The case is Cook v. Bayle, issued on December 27. The framers of the Constitution did not want people being thrown into the slammer on the basis of eyewitness testimony that the defendants had no opportunity to cross-examine. Hence, the confrontation clause, part of the Sixth Amendment. The Supreme Court lately has shed light on this concept, ruling that the key to this equation is that the evidence must be "testimonial." In those cases, the Court "addressed the meaning of testimonial in the context of laboratory testing of . . . purported narcotics and actual blood for its blood alcohol content."
In this case, the defendant got pulled over and failed four field sobriety tests. The police also used a breathalyzer test that reported his blood alcohol content as .12 percent. During the arresting officer's testimony, the government introduced into evidence records relating to the breathalyzer, establishing it was working properly that night. Defendant has been arguing ever since that these records were "testimonial" and their introduction at trial violated the confrontation clause.
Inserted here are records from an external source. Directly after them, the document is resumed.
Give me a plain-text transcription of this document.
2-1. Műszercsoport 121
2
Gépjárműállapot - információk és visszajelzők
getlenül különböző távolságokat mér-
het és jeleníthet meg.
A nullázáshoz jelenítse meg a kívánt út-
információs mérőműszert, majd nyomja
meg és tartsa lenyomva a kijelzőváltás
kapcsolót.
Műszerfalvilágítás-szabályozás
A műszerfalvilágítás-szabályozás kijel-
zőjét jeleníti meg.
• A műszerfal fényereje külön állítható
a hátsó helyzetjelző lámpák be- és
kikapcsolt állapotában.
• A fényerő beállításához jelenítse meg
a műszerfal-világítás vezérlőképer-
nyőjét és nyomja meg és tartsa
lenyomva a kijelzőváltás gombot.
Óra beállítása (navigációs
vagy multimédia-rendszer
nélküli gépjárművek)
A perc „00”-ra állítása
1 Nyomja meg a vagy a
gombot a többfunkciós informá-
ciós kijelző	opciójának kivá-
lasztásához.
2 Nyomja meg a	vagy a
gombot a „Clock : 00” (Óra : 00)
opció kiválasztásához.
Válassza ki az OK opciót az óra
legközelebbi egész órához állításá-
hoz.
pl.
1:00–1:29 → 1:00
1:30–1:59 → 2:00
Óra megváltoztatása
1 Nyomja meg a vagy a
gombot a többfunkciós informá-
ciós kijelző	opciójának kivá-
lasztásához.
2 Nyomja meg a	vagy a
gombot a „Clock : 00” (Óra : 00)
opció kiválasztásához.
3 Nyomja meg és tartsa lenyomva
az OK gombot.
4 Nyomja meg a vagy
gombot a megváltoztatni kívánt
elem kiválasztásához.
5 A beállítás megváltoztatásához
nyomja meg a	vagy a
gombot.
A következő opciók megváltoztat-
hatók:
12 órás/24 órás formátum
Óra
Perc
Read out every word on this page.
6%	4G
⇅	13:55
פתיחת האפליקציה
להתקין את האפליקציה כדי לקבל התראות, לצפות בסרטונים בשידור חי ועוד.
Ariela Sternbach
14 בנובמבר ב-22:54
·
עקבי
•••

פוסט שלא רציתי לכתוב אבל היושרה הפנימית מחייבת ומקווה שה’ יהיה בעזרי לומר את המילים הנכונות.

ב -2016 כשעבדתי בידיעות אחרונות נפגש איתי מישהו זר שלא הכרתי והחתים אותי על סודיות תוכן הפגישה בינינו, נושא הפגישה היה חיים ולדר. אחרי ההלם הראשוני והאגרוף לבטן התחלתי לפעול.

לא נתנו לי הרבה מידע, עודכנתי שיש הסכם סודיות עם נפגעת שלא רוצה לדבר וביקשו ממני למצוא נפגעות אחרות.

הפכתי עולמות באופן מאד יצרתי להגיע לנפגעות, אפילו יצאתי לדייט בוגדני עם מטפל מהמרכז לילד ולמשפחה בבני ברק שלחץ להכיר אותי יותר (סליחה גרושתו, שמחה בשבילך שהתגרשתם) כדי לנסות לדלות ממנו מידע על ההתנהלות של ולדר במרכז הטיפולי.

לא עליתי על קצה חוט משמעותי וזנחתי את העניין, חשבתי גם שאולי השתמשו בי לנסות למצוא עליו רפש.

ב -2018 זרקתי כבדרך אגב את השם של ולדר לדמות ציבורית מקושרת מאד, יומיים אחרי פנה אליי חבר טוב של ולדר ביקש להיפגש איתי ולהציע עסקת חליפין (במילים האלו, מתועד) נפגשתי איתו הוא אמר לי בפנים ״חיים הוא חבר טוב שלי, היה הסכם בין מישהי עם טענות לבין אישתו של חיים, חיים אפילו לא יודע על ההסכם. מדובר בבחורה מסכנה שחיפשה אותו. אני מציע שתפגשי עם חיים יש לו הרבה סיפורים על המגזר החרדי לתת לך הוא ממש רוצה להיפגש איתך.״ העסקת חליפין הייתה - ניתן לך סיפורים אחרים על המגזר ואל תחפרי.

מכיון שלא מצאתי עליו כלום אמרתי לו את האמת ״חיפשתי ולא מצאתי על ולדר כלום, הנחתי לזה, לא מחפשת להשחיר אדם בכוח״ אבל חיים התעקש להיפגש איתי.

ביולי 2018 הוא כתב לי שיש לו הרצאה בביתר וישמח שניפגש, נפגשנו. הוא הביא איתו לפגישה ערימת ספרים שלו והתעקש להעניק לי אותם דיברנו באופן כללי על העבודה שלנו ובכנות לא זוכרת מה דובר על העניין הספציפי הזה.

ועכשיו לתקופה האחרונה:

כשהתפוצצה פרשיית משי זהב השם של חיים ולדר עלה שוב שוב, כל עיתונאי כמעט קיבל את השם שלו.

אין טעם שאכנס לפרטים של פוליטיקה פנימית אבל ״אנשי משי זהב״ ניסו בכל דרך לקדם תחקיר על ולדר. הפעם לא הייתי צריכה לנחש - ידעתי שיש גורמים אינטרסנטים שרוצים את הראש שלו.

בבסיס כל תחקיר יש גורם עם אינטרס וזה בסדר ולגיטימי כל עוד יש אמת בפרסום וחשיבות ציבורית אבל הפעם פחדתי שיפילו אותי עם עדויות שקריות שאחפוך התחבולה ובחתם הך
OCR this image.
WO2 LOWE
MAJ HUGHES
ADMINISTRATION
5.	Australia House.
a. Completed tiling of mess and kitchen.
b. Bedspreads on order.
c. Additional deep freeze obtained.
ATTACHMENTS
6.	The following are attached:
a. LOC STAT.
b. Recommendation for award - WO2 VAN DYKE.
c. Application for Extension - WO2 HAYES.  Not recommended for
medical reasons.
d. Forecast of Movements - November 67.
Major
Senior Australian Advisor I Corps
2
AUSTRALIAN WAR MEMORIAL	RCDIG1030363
Defendant raises interesting arguments in this habeas case, which did not prevail in the district court. It also fails in the Second Circuit. Habeas corpus petitions will not succeed unless the defendants can show the constitutional violations violated clearly established Supreme Court precedent. You need a case on point from the Court for the habeas petition to prevail. This case does not make it. The Second Circuit (Livingston, Lynch and Rakoff [D.J.]) states,
First, it is not clearly established that all crime lab records are testimonial. Those “created for the administration of an entity’s affairs and not for the purpose of establishing or proving some fact at trial” may be introduced at trial without implicating the Confrontation Clause. Nor has the Supreme Court held that records accompanied by signatures and a seal are testimonial by virtue of such formalities. Next, and most significantly, although the records’ creators may have anticipated that they might be used at trial, what matters is the records’ primary purpose. And here, a reasonable court
could conclude that these records had a primary purpose other than to be a substitute for in-court testimony. . . . Exhibits 5, 6, and 12, while relevant to establish that Cook was guilty, were not created for that purpose. When the relevant breathalyzer tests were performed, the primary purpose of the tests was to confirm that the breathalyzer worked, “not to obtain evidence for use against petitioner, who was neither in custody nor under suspicion at that time.” And irrespective of their evidentiary value, crime labs are required by New York State health regulations to create and keep these records.